As more and more gulls adopted Jonathan's philosophy in the years after his death, a golden era of flight and invention began. Delivering their teachings to new flocks, Fletcher and his new flock of students flew up and down the coastline. Although Jonathan had become utterly holy without Fletcher, Fletcher remained a symbol in his own right. As Jonathan's followers increased, they started to disregard his basic teachings and concentrate on the hagiography of Jonathan and his first students.

As Jonathan's first students started to pass away, their graves turned into shrines where followers scattered stones for them to appear more holy. Weekly meetings started being held to narrate the marvels that Jonathan created incessantly, but there was scarcely any flying after two centuries, and Jonathan's philosophy was only ever mentioned in passing. Many gulls started to rebel against these rituals and lectures, and in attempting something "new" like practicing flying, they came full circle to what Jonathan had intended for his flock and everyone else in the first place, which was to extend their sense of self by pushing their bodies to their limits.

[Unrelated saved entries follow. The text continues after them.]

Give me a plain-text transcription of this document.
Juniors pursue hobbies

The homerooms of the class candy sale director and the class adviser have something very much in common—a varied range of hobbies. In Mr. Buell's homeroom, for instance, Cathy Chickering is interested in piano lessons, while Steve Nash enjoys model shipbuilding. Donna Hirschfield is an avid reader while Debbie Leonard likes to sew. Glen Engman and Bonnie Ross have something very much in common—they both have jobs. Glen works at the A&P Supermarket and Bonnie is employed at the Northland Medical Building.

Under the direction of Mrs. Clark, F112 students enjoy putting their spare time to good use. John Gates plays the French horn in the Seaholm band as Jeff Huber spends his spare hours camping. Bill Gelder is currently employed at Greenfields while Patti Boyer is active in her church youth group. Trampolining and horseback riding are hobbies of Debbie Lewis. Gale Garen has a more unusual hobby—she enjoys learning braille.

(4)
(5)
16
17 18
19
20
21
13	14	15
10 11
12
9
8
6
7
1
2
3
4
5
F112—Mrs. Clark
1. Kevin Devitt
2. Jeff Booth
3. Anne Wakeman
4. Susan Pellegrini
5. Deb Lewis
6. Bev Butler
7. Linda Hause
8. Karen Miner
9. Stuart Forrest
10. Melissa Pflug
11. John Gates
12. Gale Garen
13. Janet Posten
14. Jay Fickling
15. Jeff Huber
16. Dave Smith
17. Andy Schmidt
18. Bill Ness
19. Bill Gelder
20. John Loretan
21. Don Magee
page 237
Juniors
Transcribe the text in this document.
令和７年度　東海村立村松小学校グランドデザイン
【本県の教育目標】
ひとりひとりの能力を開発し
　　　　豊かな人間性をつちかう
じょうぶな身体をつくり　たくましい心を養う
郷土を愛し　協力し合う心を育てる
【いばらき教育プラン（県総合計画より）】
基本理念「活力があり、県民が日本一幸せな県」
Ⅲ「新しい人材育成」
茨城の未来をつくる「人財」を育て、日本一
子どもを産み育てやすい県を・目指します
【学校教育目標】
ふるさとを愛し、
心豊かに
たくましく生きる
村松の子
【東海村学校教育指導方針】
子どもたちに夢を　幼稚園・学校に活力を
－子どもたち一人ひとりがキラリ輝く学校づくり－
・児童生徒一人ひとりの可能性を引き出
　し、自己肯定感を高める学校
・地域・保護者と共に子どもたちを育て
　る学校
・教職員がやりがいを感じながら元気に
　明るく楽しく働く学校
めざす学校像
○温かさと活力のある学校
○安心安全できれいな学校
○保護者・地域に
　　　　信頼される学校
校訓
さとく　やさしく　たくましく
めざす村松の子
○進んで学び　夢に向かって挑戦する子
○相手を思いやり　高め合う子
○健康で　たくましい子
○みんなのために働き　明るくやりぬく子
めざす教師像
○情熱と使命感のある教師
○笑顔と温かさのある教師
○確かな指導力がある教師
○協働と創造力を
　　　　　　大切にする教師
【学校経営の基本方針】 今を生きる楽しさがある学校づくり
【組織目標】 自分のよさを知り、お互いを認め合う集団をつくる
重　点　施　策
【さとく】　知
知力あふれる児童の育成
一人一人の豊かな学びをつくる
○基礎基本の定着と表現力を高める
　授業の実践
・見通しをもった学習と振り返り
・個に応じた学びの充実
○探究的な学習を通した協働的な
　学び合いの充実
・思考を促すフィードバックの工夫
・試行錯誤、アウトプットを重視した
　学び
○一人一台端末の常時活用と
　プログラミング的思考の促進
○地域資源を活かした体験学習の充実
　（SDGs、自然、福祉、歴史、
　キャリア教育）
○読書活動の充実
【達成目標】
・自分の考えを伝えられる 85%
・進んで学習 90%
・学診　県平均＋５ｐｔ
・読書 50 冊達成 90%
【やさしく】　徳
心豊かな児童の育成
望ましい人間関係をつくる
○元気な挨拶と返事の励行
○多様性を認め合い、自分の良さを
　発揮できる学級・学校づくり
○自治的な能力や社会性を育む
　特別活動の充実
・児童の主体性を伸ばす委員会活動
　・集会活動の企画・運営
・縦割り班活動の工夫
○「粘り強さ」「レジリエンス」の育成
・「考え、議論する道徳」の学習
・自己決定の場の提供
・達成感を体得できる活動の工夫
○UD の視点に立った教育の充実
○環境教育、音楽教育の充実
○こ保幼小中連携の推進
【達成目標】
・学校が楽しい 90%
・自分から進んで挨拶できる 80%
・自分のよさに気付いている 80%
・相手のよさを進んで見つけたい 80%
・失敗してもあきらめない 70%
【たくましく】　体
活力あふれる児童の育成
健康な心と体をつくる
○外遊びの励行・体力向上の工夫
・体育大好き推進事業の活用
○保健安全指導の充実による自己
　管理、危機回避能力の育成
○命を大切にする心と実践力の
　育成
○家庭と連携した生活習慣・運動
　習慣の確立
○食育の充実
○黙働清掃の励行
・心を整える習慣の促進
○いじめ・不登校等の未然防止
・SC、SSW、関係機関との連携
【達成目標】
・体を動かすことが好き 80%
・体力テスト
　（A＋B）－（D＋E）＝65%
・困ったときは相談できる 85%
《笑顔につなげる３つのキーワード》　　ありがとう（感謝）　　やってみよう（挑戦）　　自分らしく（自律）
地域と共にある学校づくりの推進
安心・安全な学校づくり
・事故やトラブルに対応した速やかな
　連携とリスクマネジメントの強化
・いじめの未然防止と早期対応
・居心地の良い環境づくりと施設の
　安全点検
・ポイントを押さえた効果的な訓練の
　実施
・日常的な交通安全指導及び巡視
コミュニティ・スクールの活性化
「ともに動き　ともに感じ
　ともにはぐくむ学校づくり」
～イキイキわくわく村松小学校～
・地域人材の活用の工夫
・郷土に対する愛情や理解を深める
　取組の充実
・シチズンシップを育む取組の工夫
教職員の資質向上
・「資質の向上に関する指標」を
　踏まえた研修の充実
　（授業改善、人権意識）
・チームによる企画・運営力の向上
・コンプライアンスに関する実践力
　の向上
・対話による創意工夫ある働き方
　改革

Young Anthony Seagull wanted to take his own life by dive-bombing out of the sky because he felt surrounded by dishonesty and the meaninglessness of the rituals being performed. However, a glistening bird approached him as he went down to the ocean and praised him for his form and elegance. When Anthony inquires about the gull's name, the gull says, "You can call me Jon."

Conclusion

Richard Bach's Jonathan Livingston Seagull is a fable that uses animals to deliver deeper life lessons such as freedom, self-reflection, and so on. There are a number of themes that are at work in the story such as the realization of the self, pushing ourselves to reach beyond what we think our limit is, and how important freedom is in our life whether it is from society or our cages of the mind. The story is an allegory that draws a huge focus on the fact that how we perceive ourselves has a great impact on our identity and if we give our best, no goal is impossible to accomplish.